Example: a = 1 c = 2. The point ##(1,0)## is on 'your' hyperbola, the point ##(-1,0)## is not ?

I must be overlooking something; can't even reproduce the step from wolfram (3) to (4)...

 

[Samy_A]

We begin with this definition of a hyperbola.

[tex]\left(\overline{F_1 P}-\overline{F_2 P}=2 a\right)\land a>0[/tex]

This is not correct. It is the absolute value of the difference of the distances to the two foci that must be equal to 2a.

Perform a few basic algebraic manipulations.

[tex]\sqrt{(c+x)^2+y^2}-\sqrt{(x-c)^2+y^2}=2 a[/tex]

If c>0, here you implicitly assume that x>0, as you assume that the distance from (x,y) to (-c,0) is larger than the distance from (x,y) to (c,0).

 

[Odious Suspect]

This is not correct. It is the absolute value of the difference of the distances to the two foci that must be equal to 2a.
If c>0, here you implicitly assume that x>0, as you assume that the distance from (x,y) to (-c,0) is larger than the distance from (x,y) to (c,0).

Distance is positive definite in Euclidean space.

 

[Samy_A]

Distance is positive definite in Euclidean space.

Sure, but difference of distances is not. A point belongs to the hyperbola if the absolute value of the difference of the distances to the two foci is equal to 2a.

Using your formula, for x>0, (x,y) is on the hyperbola if:
##\sqrt{(c+x)^2+y^2}-\sqrt{(x-c)^2+y^2}=2 a## ##\ \ (1)##

For x<0, (x,y) is on the hyperbola if:
##\sqrt{(c-x)^2+y^2}-\sqrt{(x+c)^2+y^2}=2 a## ##\ \ (2)##

If you want one expression covering both cases, take the absolute value:
##|\sqrt{(c+x)^2+y^2}-\sqrt{(x-c)^2+y^2}|=2 a## ##\ \ (3)##
Or, use the equation derived in your Mathworld.Wolfram link:
##\frac{x²}{a²}-\frac{y²}{c²-a²}=1## ##\ \ (4)##

@BvU gave an example in post 4, with a=1 and c=2.
(1,0) satisfies equation ##(1)##, (-1,0) satisfies equation ##(2)##. Both satisfy equations ##(3)## and ##(4)##.

 

[Odious Suspect]

Sure, but difference of distances is not. A point belongs to the hyperbola if the absolute value of the difference of the distances to the two foci is equal to 2a.

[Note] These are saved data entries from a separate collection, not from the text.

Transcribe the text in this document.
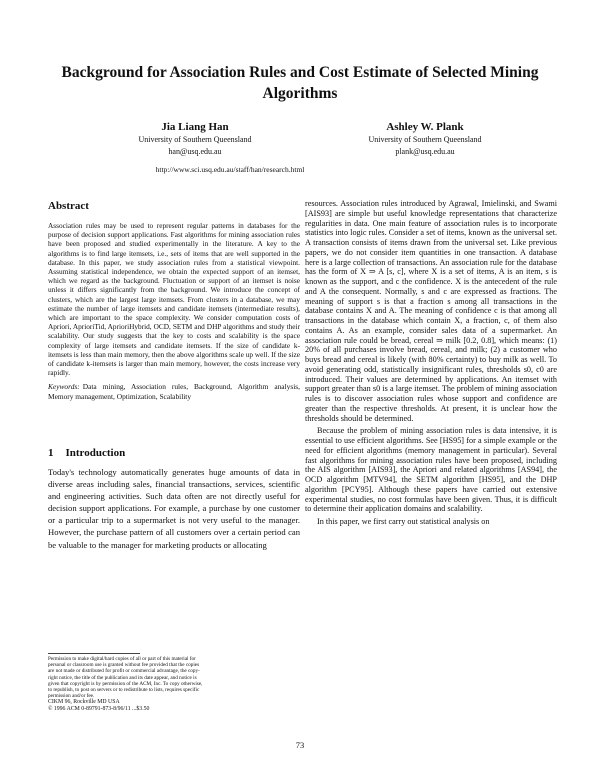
Background for Association Rules and Cost Estimate of Selected Mining Algorithms
Jia Liang Han
University of Southern Queensland
han@usq.edu.au
Ashley W. Plank
University of Southern Queensland
plank@usq.edu.au
http://www.sci.usq.edu.au/staff/han/research.html
Abstract

Association rules may be used to represent regular patterns in databases for the purpose of decision support applications. Fast algorithms for mining association rules have been proposed and studied experimentally in the literature. A key to the algorithms is to find large itemsets, i.e., sets of items that are well supported in the database. In this paper, we study association rules from a statistical viewpoint. Assuming statistical independence, we obtain the expected support of an itemset, which we regard as the background. Fluctuation or support of an itemset is noise unless it differs significantly from the background. We introduce the concept of clusters, which are the largest large itemsets. From clusters in a database, we may estimate the number of large itemsets and candidate itemsets (intermediate results), which are important to the space complexity. We consider computation costs of Apriori, AprioriTid, AprioriHybrid, OCD, SETM and DHP algorithms and study their scalability. Our study suggests that the key to costs and scalability is the space complexity of large itemsets and candidate itemsets. If the size of candidate k-itemsets is less than main memory, then the above algorithms scale up well. If the size of candidate k-itemsets is larger than main memory, however, the costs increase very rapidly.

Keywords: Data mining, Association rules, Background, Algorithm analysis, Memory management, Optimization, Scalability

1 Introduction
Today's technology automatically generates huge amounts of data in diverse areas including sales, financial transactions, services, scientific and engineering activities. Such data often are not directly useful for decision support applications. For example, a purchase by one customer or a particular trip to a supermarket is not very useful to the manager. However, the purchase pattern of all customers over a certain period can be valuable to the manager for marketing products or allocating
Permission to make digital/hard copies of all or part of this material for
personal or classroom use is granted without fee provided that the copies
are not made or distributed for profit or commercial advantage, the copy-
right notice, the title of the publication and its date appear, and notice is
given that copyright is by permission of the ACM, Inc. To copy otherwise,
to republish, to post on servers or to redistribute to lists, requires specific
permission and/or fee.
CIKM 96, Rockville MD USA
© 1996 ACM 0-89791-873-8/96/11 ...$3.50

resources. Association rules introduced by Agrawal, Imielinski, and Swami [AIS93] are simple but useful knowledge representations that characterize regularities in data. One main feature of association rules is to incorporate statistics into logic rules. Consider a set of items, known as the universal set. A transaction consists of items drawn from the universal set. Like previous papers, we do not consider item quantities in one transaction. A database here is a large collection of transactions. An association rule for the database has the form of X ⇒ A [s, c], where X is a set of items, A is an item, s is known as the support, and c the confidence. X is the antecedent of the rule and A the consequent. Normally, s and c are expressed as fractions. The meaning of support s is that a fraction s among all transactions in the database contains X and A. The meaning of confidence c is that among all transactions in the database which contain X, a fraction, c, of them also contains A. As an example, consider sales data of a supermarket. An association rule could be bread, cereal ⇒ milk [0.2, 0.8], which means: (1) 20% of all purchases involve bread, cereal, and milk; (2) a customer who buys bread and cereal is likely (with 80% certainty) to buy milk as well. To avoid generating odd, statistically insignificant rules, thresholds s0, c0 are introduced. Their values are determined by applications. An itemset with support greater than s0 is a large itemset. The problem of mining association rules is to discover association rules whose support and confidence are greater than the respective thresholds. At present, it is unclear how the thresholds should be determined.

Because the problem of mining association rules is data intensive, it is essential to use efficient algorithms. See [HS95] for a simple example or the need for efficient algorithms (memory management in particular). Several fast algorithms for mining association rules have been proposed, including the AIS algorithm [AIS93], the Apriori and related algorithms [AS94], the OCD algorithm [MTV94], the SETM algorithm [HS95], and the DHP algorithm [PCY95]. Although these papers have carried out extensive experimental studies, no cost formulas have been given. Thus, it is difficult to determine their application domains and scalability.

In this paper, we first carry out statistical analysis on

73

Using your formula, for x>0, (x,y) is on the hyperbola if:
##\sqrt{(c+x)^2+y^2}-\sqrt{(x-c)^2+y^2}=2 a## ##\ \ (1)##

For x<0, (x,y) is on the hyperbola if:
##\sqrt{(c-x)^2+y^2}-\sqrt{(x+c)^2+y^2}=2 a## ##\ \ (2)##

If you want one expression covering both cases, take the absolute value:
##|\sqrt{(c+x)^2+y^2}-\sqrt{(x-c)^2+y^2}|=2 a## ##\ \ (3)##
Or, use the equation derived in your Mathworld.Wolfram link:
##\frac{x²}{a²}-\frac{y²}{c²-a²}=1## ##\ \ (4)##

@BvU gave an example in post 4, with a=1 and c=2.
(1,0) satisfies equation ##(1)##, (-1,0) satisfies equation ##(2)##. Both satisfy equations ##(3)## and ##(4)##.

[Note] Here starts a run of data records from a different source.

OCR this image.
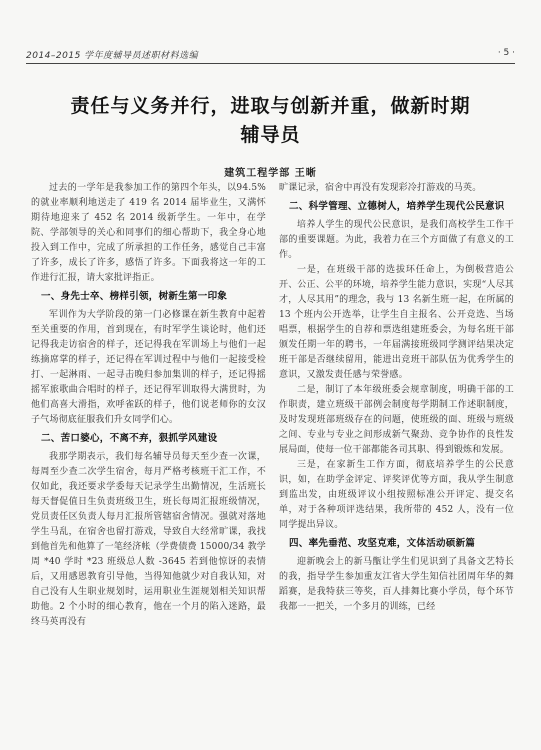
2014–2015 学年度辅导员述职材料选编	· 5 ·
责任与义务并行，进取与创新并重，做新时期
辅导员
建筑工程学部 王晰

过去的一学年是我参加工作的第四个年头，以94.5% 的就业率顺利地送走了 419 名 2014 届毕业生，又满怀期待地迎来了 452 名 2014 级新学生。一年中，在学院、学部领导的关心和同事们的细心帮助下，我全身心地投入到工作中，完成了所承担的工作任务，感觉自己丰富了许多，成长了许多，感悟了许多。下面我将这一年的工作进行汇报，请大家批评指正。

一、身先士卒、榜样引领，树新生第一印象

军训作为大学阶段的第一门必修课在新生教育中起着至关重要的作用，首到现在，有时军学生谈论时，他们还记得我走访宿舍的样子，还记得我在军训场上与他们一起练摘席掌的样子，还记得在军训过程中与他们一起接受检打、一起淋雨、一起寻击晚归参加集训的样子，还记得摇摇军旅歌曲合唱时的样子，还记得军训取得大满贯时，为他们高喜大滑指，欢呼雀跃的样子，他们说老师你的女汉子气场彻底征服我们升女同学们心。

二、苦口婆心，不离不弃，狠抓学风建设

我那学期表示，我们每名辅导员每天至少查一次课，每周至少查二次学生宿舍，每月严格考核班干汇工作，不仅如此，我还要求学委每天记录学生出勤情况，生活班长每天督促值日生负责班级卫生，班长每周汇报班级情况，党员责任区负责人每月汇报所管辖宿舍情况。强就对落地学生马乱，在宿舍也留打游戏，导致自大经常旷课，我找到他首先和他算了一笔经济帐（学费债费 15000/34 教学周 *40 学时 *23 班级总人数 -3645 若到他惊讶的表情后，又用感恩教育引导他，当得知他就少对自我认知，对自己没有人生职业规划时，运用职业生涯规划相关知识帮助他。2 个小时的细心教育，他在一个月的陷入迷路，最终马英再没有

旷课记录，宿舍中再没有发现彩冷打游戏的马英。

二、科学管理、立德树人，培养学生现代公民意识

培养人学生的现代公民意识，是我们高校学生工作干部的重要课题。为此，我着力在三个方面做了有意义的工作。

一是，在班级干部的选拔环任命上，为倒极营造公开、公正、公平的环境，培养学生能力意识，实现“人尽其才，人尽其用”的理念，我与 13 名新生班一起，在所属的 13 个班内公开选举，让学生自主报名、公开竞选、当场唱票，根据学生的自荐和票选组建班委会，为每名班干部颁发任期一年的聘书，一年届满接班级同学测评结果决定班干部是否继续留用，能进出竞班干部队伍为优秀学生的意识，又激发责任感与荣誉感。

二是，制订了本年级班委会规章制度，明确干部的工作职责，建立班级干部例会制度每学期制工作述职制度，及时发现班部班级存在的问题，使班级的面、班级与班级之间、专业与专业之间形成新气聚劲、竞争协作的良性发展局面，使每一位干部都能各司其职、得到锻炼和发展。

三是，在家新生工作方面，彻底培养学生的公民意识，如，在助学金评定、评奖评优等方面，我从学生制意到监出发，由班级评议小组按照标准公开评定、提交名单，对于各种项评选结果，我所带的 452 人，没有一位同学提出异议。

四、率先垂范、攻坚克难，文体活动硕新篇

迎新晚会上的新马甑让学生们见识到了具备文艺特长的我，指导学生参加重友江省大学生知信社团周年华的舞蹈赛，是我特获三等奖，百人排舞比赛小学员，每个环节我都一一把关，一个多月的训练，已经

Indeed. I was going off my notes and recollection of Thomas. He actually introduced the absolute value signs in his derivation of the ellipse, and then said they were superfluous in that case. But his development of the hyperbola works your two cases in parallel. Taking the absolute value of the difference of the distances, as you did appears to accomplish the same thing.